There is another problem: the definition of "direction" in Amendment No. 2 includes directions and guidance issued by the Mayor. Here we have the prospect of another avalanche of internal documents and bureaucracy. All that adds up to a clear threat to the business of getting on with operational delivery. I shall expand a little on that.
These amendments would mean the Assembly engaging in executive decision-making proactively rather than retrospectively. As my noble friend Lady Turner said, noble Lords know that the GLA model of government, which is successful, is built around a strong, decisive mayor who is able to take often tough or difficult decisions and an Assembly which holds him publicly to account for those decisions. A fundamental principle is that the Mayor should be able to take operational decisions, including directions, without first having to refer to the Assembly. An Assembly power of call in at that late stage would serve only to slow down the process and make it more bureaucratic and less efficient. The Mayor's powers to issue directions and guidance to three of the functional bodies—TfL, LDA and, through Clause 29, LFEPA—are crucial for ensuring that those bodies deliver the Mayor's priorities for London, the priorities that Londoners elect the Mayor to fulfil.
The Mayor also has specific direction-making powers. For example, on transport, the Mayor issues directions under Section 174 of the GLA Act in relation to setting TfL's public transport fares. On planning, the Town and Country Planning (Mayor of London) Order 2000 specifies that the Mayor has 14 days from being notified of a borough's decision on a planning application to decide whether to direct the borough to refuse the application. The Government are proposing a similar timetable in relation to the Mayor's new power under the Bill to direct a borough that he will determine a planning application of potential strategic importance. The Mayor has used his powers of direction proportionately since the GLA was established, but I stress that directions do not come out of the ether from nowhere because the policies underpinning many operational directions have already been subject to the authority's internal process of policy development, debate and scrutiny—there is no more active member of the Assembly than the noble Baroness—which is where the Assembly scrutinises them.

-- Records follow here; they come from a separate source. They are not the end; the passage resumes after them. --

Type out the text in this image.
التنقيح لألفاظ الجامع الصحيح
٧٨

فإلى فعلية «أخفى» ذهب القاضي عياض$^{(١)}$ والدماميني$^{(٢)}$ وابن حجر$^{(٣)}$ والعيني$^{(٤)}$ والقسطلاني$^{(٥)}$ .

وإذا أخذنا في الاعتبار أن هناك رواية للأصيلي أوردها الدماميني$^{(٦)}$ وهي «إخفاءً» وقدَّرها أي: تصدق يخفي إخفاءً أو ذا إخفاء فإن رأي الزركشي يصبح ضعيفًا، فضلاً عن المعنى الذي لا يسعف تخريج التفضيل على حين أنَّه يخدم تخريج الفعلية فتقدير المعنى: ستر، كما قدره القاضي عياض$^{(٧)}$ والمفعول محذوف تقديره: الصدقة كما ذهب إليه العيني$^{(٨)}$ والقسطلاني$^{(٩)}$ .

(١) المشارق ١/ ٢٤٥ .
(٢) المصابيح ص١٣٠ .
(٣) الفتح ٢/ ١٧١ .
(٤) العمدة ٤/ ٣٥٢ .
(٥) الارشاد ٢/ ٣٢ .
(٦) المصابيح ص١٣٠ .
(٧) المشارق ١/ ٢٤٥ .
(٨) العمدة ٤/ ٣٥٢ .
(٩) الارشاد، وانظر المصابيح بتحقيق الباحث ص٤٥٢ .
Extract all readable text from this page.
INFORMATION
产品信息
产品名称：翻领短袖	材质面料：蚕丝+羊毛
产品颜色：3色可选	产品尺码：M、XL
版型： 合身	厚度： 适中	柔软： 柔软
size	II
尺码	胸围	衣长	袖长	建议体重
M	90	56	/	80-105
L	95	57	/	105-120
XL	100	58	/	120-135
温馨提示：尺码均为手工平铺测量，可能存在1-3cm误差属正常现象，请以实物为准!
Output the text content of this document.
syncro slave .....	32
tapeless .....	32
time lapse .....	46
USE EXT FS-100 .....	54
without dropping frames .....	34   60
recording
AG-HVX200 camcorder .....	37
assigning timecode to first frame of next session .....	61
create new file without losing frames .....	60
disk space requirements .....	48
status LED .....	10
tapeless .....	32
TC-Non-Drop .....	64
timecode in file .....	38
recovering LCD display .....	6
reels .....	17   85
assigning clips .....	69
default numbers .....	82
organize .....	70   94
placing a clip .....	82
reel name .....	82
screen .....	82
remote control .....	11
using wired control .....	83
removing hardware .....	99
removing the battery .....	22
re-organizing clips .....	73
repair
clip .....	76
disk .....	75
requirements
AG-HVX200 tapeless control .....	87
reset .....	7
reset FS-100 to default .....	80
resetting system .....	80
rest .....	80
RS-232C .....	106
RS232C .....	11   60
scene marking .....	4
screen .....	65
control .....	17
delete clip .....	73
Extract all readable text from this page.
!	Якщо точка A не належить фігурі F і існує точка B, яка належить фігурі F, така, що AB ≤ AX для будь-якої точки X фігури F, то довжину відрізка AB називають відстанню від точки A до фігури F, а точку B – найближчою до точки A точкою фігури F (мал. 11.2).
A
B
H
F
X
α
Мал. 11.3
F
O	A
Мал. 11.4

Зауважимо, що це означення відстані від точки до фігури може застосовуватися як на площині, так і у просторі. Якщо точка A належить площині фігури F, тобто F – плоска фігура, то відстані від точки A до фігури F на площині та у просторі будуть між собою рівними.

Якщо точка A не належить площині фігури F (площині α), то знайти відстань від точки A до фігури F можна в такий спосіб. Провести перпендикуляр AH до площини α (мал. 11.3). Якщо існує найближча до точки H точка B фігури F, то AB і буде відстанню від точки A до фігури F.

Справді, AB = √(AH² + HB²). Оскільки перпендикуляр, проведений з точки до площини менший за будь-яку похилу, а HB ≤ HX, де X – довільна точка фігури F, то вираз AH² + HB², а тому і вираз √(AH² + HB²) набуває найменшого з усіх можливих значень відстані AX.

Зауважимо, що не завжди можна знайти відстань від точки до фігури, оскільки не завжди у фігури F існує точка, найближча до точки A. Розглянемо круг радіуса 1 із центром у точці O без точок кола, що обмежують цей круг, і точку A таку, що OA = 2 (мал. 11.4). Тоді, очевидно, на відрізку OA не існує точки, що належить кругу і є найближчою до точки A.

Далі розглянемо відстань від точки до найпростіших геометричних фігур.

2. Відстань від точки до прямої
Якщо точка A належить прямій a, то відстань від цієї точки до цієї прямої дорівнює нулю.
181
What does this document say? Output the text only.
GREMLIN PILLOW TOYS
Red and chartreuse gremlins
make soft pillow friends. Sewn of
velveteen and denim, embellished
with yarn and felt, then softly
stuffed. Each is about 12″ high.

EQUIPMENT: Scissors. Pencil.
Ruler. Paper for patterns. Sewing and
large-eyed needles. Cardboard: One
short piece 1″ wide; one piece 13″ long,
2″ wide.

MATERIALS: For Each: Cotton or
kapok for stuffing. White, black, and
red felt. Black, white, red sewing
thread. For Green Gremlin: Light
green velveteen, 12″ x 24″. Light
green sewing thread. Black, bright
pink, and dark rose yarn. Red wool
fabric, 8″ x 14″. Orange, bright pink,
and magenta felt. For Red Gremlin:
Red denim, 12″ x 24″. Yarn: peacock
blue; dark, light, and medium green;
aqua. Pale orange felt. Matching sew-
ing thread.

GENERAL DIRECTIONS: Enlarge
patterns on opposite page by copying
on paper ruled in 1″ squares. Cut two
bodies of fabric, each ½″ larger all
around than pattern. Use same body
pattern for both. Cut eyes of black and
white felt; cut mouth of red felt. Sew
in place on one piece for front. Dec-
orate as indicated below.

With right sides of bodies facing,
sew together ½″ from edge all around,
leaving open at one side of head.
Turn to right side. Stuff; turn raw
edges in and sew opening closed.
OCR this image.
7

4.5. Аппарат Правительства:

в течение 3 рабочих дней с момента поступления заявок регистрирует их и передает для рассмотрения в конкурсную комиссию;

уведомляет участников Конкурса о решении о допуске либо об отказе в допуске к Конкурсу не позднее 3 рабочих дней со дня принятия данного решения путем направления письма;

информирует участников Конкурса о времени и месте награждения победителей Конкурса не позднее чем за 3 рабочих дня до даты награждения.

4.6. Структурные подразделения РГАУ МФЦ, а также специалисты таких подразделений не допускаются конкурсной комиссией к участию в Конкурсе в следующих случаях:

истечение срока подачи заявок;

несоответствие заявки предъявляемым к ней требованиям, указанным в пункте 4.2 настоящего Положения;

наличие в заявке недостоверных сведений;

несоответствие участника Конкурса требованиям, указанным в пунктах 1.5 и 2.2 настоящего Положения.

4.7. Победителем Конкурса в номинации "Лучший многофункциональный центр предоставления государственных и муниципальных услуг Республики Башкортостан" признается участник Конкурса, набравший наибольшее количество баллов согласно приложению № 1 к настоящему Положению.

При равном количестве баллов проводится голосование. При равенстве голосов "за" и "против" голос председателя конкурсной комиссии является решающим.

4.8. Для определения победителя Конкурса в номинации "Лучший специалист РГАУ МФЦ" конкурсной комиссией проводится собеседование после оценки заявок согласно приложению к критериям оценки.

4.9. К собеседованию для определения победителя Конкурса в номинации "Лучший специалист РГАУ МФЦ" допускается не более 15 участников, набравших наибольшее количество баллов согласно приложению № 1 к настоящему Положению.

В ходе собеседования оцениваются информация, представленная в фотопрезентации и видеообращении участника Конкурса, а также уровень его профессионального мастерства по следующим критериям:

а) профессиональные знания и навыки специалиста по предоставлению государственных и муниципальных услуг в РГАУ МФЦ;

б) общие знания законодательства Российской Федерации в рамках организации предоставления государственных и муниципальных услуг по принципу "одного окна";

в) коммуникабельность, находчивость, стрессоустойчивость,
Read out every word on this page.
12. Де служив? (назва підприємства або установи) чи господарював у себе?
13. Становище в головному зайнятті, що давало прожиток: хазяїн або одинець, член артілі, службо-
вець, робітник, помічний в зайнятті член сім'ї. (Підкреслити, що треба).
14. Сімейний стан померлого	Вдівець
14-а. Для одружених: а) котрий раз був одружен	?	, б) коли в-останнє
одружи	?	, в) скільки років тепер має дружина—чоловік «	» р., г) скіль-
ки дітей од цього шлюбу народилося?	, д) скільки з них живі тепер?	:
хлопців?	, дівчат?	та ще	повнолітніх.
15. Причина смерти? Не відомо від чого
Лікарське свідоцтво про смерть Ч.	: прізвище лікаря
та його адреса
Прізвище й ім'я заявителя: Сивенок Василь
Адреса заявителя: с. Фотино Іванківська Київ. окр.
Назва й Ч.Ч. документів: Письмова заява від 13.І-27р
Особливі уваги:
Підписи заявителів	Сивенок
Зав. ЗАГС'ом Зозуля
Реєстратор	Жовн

Allowing the Assembly to influence the Mayor's operational decisions at this late stage serves only to blur the boundary between the Authority's executive and scrutiny functions. It is a clear risk that the Assembly would end up scrutinising the outcomes of decisions that it had helped to make. There are parallels to be drawn with the issuing of directions and guidance to non-departmental public bodies by the Secretary of State. In such circumstances, Ministers rarely consult Parliament before they exercise such powers and fully expect Parliament to scrutinise their actions retrospectively, should it so wish. I believe that the principle of retrospective scrutiny of operational decisions with a clear separation between executive and scrutiny functions is the right and consistent approach for the GLA. I hope the noble Baroness can be persuaded that there is a good case for withdrawing her amendment.